On March 16, 2018, the D.C. Circuit issued a long-awaited ruling in ACA Int’l v. FCC, which struck down the Federal Communications Commissions’ (FCC’s) expansive interpretation of the Telephone Consumer Protection Act’s (TCPA’s) “automatic telephone dialing system” (ATDS) definition. As LenderLaw Watch analyzed more fully here, the D.C. Circuit focused on (a) whether the equipment has the “capacity” to perform the enumerated statutory functions of an ATDS (i.e., storing or producing telephone numbers “using a random or sequential number generator” and dialing such numbers) and, if so, (b) whether that capacity was used to make the challenged call. Four district court decisions have come down since, which have all followed ACA Intl.
Both Marshall v. CBE Grp., Inc. (2018 WL 1567852 (D. Nev. Mar. 30, 2018)) and Maddox v. CBE Grp., Inc. (2018 WL 2327037 (N.D. Ga. May 22, 2018)) involved a technology that places calls using a “Manual Clicker Application” (MCA), which requires a user to manually click on a computer screen, causing the software to dial a telephone number. In Marshall, the plaintiff argued that the MCA was an ATDS because it actively tracked information about each call. The court disagreed, finding that the ability to track calls does not mean that the system “us[es] a random or sequential number generator,” as would be required for an ATDS. Relying on historic FCC guidance, the plaintiff also argued that ATDS could include technology, like the MCA, that dials from a “fixed set of numbers.” Consistent with ACA, the court disagreed, finding that such an interpretation would encompass technology “that cannot be programmed to dial random or sequential numbers.”

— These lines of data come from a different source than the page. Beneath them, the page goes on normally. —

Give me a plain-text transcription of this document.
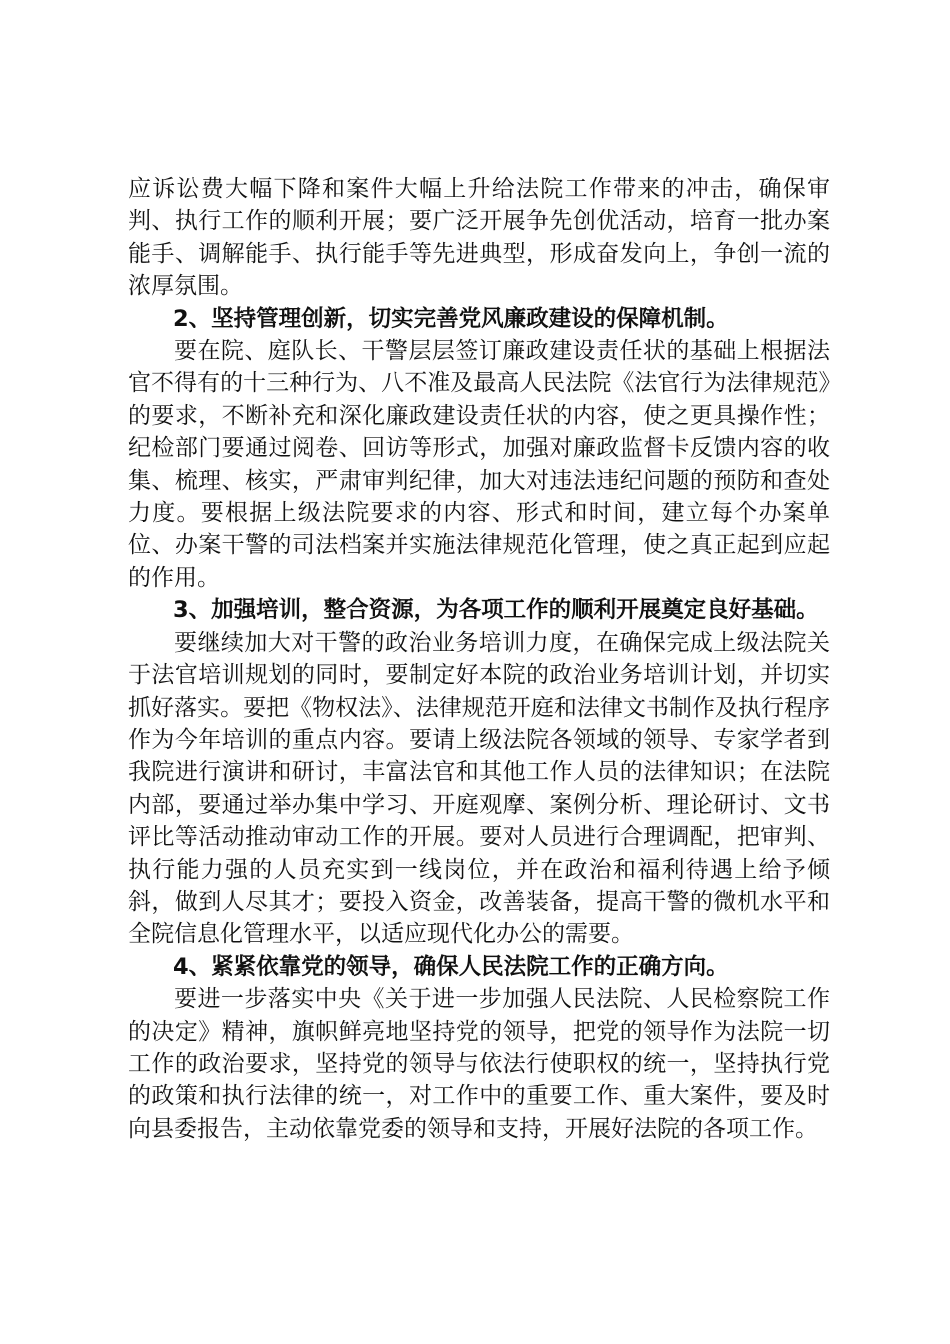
应诉讼费大幅下降和案件大幅上升给法院工作带来的冲击，确保审判、执行工作的顺利开展；要广泛开展争先创优活动，培育一批办案能手、调解能手、执行能手等先进典型，形成奋发向上，争创一流的浓厚氛围。

2、坚持管理创新，切实完善党风廉政建设的保障机制。

要在院、庭队长、干警层层签订廉政建设责任状的基础上根据法官不得有的十三种行为、八不准及最高人民法院《法官行为法律规范》的要求，不断补充和深化廉政建设责任状的内容，使之更具操作性；纪检部门要通过阅卷、回访等形式，加强对廉政监督卡反馈内容的收集、梳理、核实，严肃审判纪律，加大对违法违纪问题的预防和查处力度。要根据上级法院要求的内容、形式和时间，建立每个办案单位、办案干警的司法档案并实施法律规范化管理，使之真正起到应起的作用。

3、加强培训，整合资源，为各项工作的顺利开展奠定良好基础。

要继续加大对干警的政治业务培训力度，在确保完成上级法院关于法官培训规划的同时，要制定好本院的政治业务培训计划，并切实抓好落实。要把《物权法》、法律规范开庭和法律文书制作及执行程序作为今年培训的重点内容。要请上级法院各领域的领导、专家学者到我院进行演讲和研讨，丰富法官和其他工作人员的法律知识；在法院内部，要通过举办集中学习、开庭观摩、案例分析、理论研讨、文书评比等活动推动审动工作的开展。要对人员进行合理调配，把审判、执行能力强的人员充实到一线岗位，并在政治和福利待遇上给予倾斜，做到人尽其才；要投入资金，改善装备，提高干警的微机水平和全院信息化管理水平，以适应现代化办公的需要。

4、紧紧依靠党的领导，确保人民法院工作的正确方向。

要进一步落实中央《关于进一步加强人民法院、人民检察院工作的决定》精神，旗帜鲜亮地坚持党的领导，把党的领导作为法院一切工作的政治要求，坚持党的领导与依法行使职权的统一，坚持执行党的政策和执行法律的统一，对工作中的重要工作、重大案件，要及时向县委报告，主动依靠党委的领导和支持，开展好法院的各项工作。
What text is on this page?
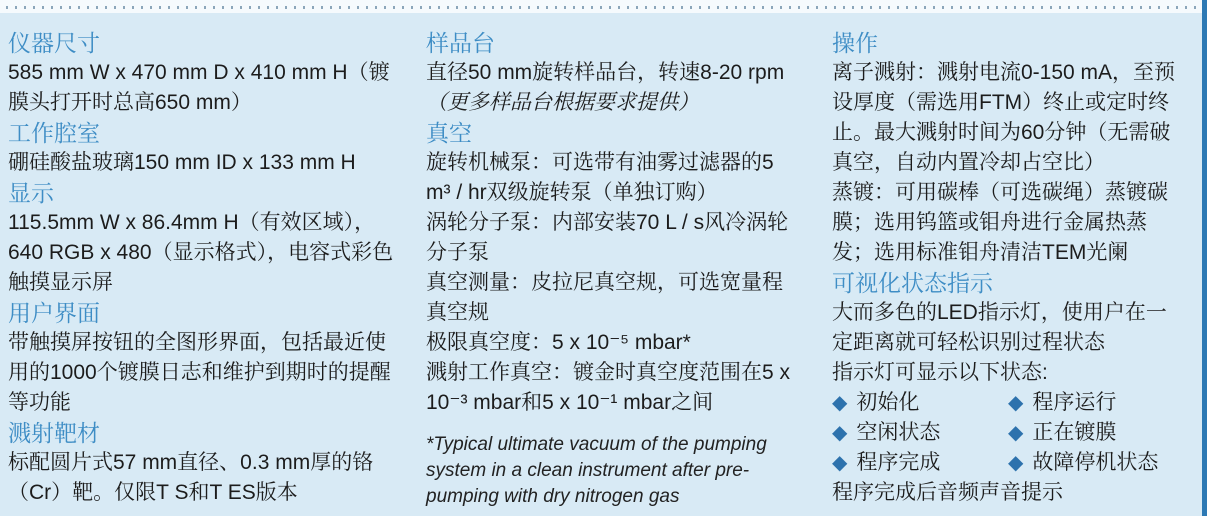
仪器尺寸

585 mm W x 470 mm D x 410 mm H（镀膜头打开时总高650 mm）

工作腔室

硼硅酸盐玻璃150 mm ID x 133 mm H

显示

115.5mm W x 86.4mm H（有效区域），640 RGB x 480（显示格式），电容式彩色触摸显示屏

用户界面

带触摸屏按钮的全图形界面，包括最近使用的1000个镀膜日志和维护到期时的提醒等功能

溅射靶材

标配圆片式57 mm直径、0.3 mm厚的铬（Cr）靶。仅限T S和T ES版本

样品台

直径50 mm旋转样品台，转速8-20 rpm（更多样品台根据要求提供）

真空

旋转机械泵：可选带有油雾过滤器的5 m³ / hr双级旋转泵（单独订购）

涡轮分子泵：内部安装70 L / s风冷涡轮分子泵

真空测量：皮拉尼真空规，可选宽量程真空规

极限真空度：5 x 10⁻⁵ mbar*

溅射工作真空：镀金时真空度范围在5 x 10⁻³ mbar和5 x 10⁻¹ mbar之间

*Typical ultimate vacuum of the pumping system in a clean instrument after pre-pumping with dry nitrogen gas

操作

离子溅射：溅射电流0-150 mA，至预设厚度（需选用FTM）终止或定时终止。最大溅射时间为60分钟（无需破真空，自动内置冷却占空比）

蒸镀：可用碳棒（可选碳绳）蒸镀碳膜；选用钨篮或钼舟进行金属热蒸发；选用标准钼舟清洁TEM光阑

可视化状态指示

大而多色的LED指示灯，使用户在一定距离就可轻松识别过程状态

指示灯可显示以下状态:

◆ 初始化	◆ 程序运行
◆ 空闲状态	◆ 正在镀膜
◆ 程序完成	◆ 故障停机状态

程序完成后音频声音提示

Similarly, in Maddox, the court held that an MCA system was not an ATDS because it could not dial numbers without human intervention. The plaintiff argued that the system was an ATDS because it dialed numbers automatically, without the need for the user to manually dial phone numbers. The court rejected that argument, finding that the question is whether the system can “automatically dial a phone number, not whether the system makes it easier to dial the number.”
A third case, Herrick v. Godaddy.com LLC (2018 WL 2229131 (D. Ariz. May 14, 2018)), involved a technology that could dial numbers that users input into the system through a pre-programmed list. The court found that the system was not an ATDS because it could not independently generate (randomly or sequentially) telephone numbers and automatically dial them. The court also found that the system was not an ATDS because it was not configured as such at the time of the complained-of conduct.” In reaching its findings, the Herrick court—like the Marshall court—concluded that ACA Int’l had invalidated the historical FCC guidance (2003 and 2008) relied upon by plaintiffs in arguing that the technology at issue was an ATDS.
In a fourth case, Reyes v. BCA Financial Servs., Inc. (2018 WL 2220417 (S.D. Fla. May 14, 2018)), the court—relying upon historic FCC guidance from 2003 (2003 FCC Order, 18 F.C.C.R. 14014)—determined that the technology was an ATDS because it is a “predictive dialer” that “automatically dials telephone numbers without human intervention.” In reaching its conclusion, the Reyes court found that ACA Int’l did not specifically overrule any prior FCC orders, and distinguished the Marshall case—which addressed the same FCC order—holding that Marshall did not address whether the 2003 FCC Order remained binding.
LenderLaw Watch will continue to monitor developments in the TCPA in the wake of ACA Int’l.